Vamos ser bem francos e diretos. Sem rodeios ou proselitismos, apenas buscando nesse pequeno mundo em que vivemos, a nossa própria razão para viver. E nada mais nos representa, e nos assusta também, do que a realidade. O imaginário é aquele momento único em que, sozinhos, nos preparamos para a vida dos nossos sonhos. Sonhos que podem ser plausíveis, mas esbarram sempre na realidade, que nos indica o caminho. E contra a realidade não se briga, não se guerreia, pois ela é muito mais forte que todos nós juntos e mais um pouco. A realidade não aceita o imponderável, senão dos nossos próprios pensamentos.
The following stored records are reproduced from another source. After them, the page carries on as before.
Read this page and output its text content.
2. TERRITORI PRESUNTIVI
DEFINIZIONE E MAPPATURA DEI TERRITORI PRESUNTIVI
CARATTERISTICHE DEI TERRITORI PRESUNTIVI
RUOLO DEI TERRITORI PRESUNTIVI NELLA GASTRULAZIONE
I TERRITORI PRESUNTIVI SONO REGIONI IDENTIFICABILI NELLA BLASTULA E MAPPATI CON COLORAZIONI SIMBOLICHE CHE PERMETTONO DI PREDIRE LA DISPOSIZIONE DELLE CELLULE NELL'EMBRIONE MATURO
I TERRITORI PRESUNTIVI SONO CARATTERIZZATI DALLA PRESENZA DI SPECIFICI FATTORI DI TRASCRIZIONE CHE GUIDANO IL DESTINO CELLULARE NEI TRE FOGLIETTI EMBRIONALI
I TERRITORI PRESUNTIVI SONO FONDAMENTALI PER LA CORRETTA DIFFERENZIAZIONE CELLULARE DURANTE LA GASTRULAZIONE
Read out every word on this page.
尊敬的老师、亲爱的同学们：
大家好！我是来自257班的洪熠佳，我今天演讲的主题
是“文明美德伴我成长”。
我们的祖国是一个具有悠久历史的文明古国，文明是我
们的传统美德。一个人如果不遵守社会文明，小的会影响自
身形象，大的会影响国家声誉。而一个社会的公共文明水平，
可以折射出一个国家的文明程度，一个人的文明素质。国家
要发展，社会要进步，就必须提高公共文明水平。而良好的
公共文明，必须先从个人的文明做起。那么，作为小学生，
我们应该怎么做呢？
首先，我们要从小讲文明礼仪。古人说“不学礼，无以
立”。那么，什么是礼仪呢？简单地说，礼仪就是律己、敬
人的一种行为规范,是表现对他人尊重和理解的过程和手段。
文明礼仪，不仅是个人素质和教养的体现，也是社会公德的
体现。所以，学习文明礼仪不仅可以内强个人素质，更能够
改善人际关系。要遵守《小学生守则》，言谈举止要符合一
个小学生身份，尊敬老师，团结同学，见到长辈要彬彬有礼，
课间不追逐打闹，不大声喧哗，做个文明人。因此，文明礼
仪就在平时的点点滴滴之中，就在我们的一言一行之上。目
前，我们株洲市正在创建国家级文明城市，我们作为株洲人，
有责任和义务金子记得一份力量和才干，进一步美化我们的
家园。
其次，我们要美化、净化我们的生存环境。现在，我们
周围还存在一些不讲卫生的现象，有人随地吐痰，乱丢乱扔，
O porquê dessa introdução? A resposta é simples. E muito real. Estamos vivendo um colapso social e político, que nem imaginamos ainda onde pode chegar. Onde o real e o imaginário se convergem para ao mesmo tempo se colidirem, por que apesar de serem frutos de uma mesma árvore, são diversos em tudo. E nunca chegarão juntos. Esse colapso social e político é fruto do imaginário do presidente Jair Bolsonaro, que tenta criar um mundo paralelo para ele e para os seus.
Seus familiares, seus partidários, seus tudo, para não deixar o barco afundar, mesmo sem rumo e já em rota de colisão. Nos últimos dias Bolsonaro vem, com seu círculo imaginário, tentando se apoderar de uma realidade que desconhece. A realidade do dia a dia, cujas contas somam mais de 580 mil mortos e outros tantos 20 milhões infectados pelo coronavírus, que desse seu início foi negado por ele, por que preferiu dar ouvidos ao negacionismo científico de previsões irreais, enquanto o mundo caminhava para uma pandemia, proporcional talvez à gripe espanhola (que era norte-americana) e à peste negra.
Bolsonaro poderia, hoje, estar surfando em ondas favoráveis caso tivesse entendido o recado de seu então ministro da Saúde, Luiz Henrique Mandetta. Sem ter que criar polêmica entre o real e o imaginário, para afirmar e reafirmar sua autoridade. E tudo aquilo que mais preza, ou seja, outubro de 2022, quando vai concorrer à reeleição.
Ele foi eleito por um enorme movimento, o antipetismo, gestado e criado pelo próprio PT e, agora, em vez de refletir sobre os mesmos erros, começa a enfrentar um anti-bolsonarismo, criado pelo próprio bolsonarismo, levando-o a um embate contra as demais instituições democráticas, pois em seu mundo imaginário ele não errou. Enquanto que o mundo real mostra todas as mazelas de seu governo, agora aos cacos, desfazendo-se em denúncias de corrupção, que foi justamente o que o elegeu, ou seja, o seu discurso anticorrupção.
O desespero que bate a porta de Bolsonaro é provocado pelo mundo real. E ele já não consegue juntar os cacos de seu mundo imaginário, o que o tem levado às agressões verbais contra tudo e contra todos, que não concordam com ele. Ao não assumir uma política nacional de combate à pandemia, com todas as premissas então preconizadas e seguidas pela maioria dos países desenvolvidos e em desenvolvimento, insistindo no imaginário de uma gripezinha, uma chuva fraca que não deveria ser causa de mi-mi-mis e nem de frescuras ou chororôs, Bolsonaro apostou na negação. E a negação o leva de volta ao seu estágio inicial de deturpação da realidade.
Fica, disso tudo, uma dúvida: até onde as bravatas de Bolsonaro irá nos levar e quantos estarão, de fato, dispostos a caminhar com ele, se muitos movimentos à direita também já começam a se manifestar contra ele? Não nos esqueçamos, também, que foi justamente a união entre a esquerda e a ultradireita, que derrubou o gabinete do primeiro ministro israelense Benjamin Netanyahu. E para isso ser possível por aqui teríamos que contar com a humildade política dos representantes dessas alas ideológicas.
Por enquanto, enquanto a banda passar não temos com o que nos assustar!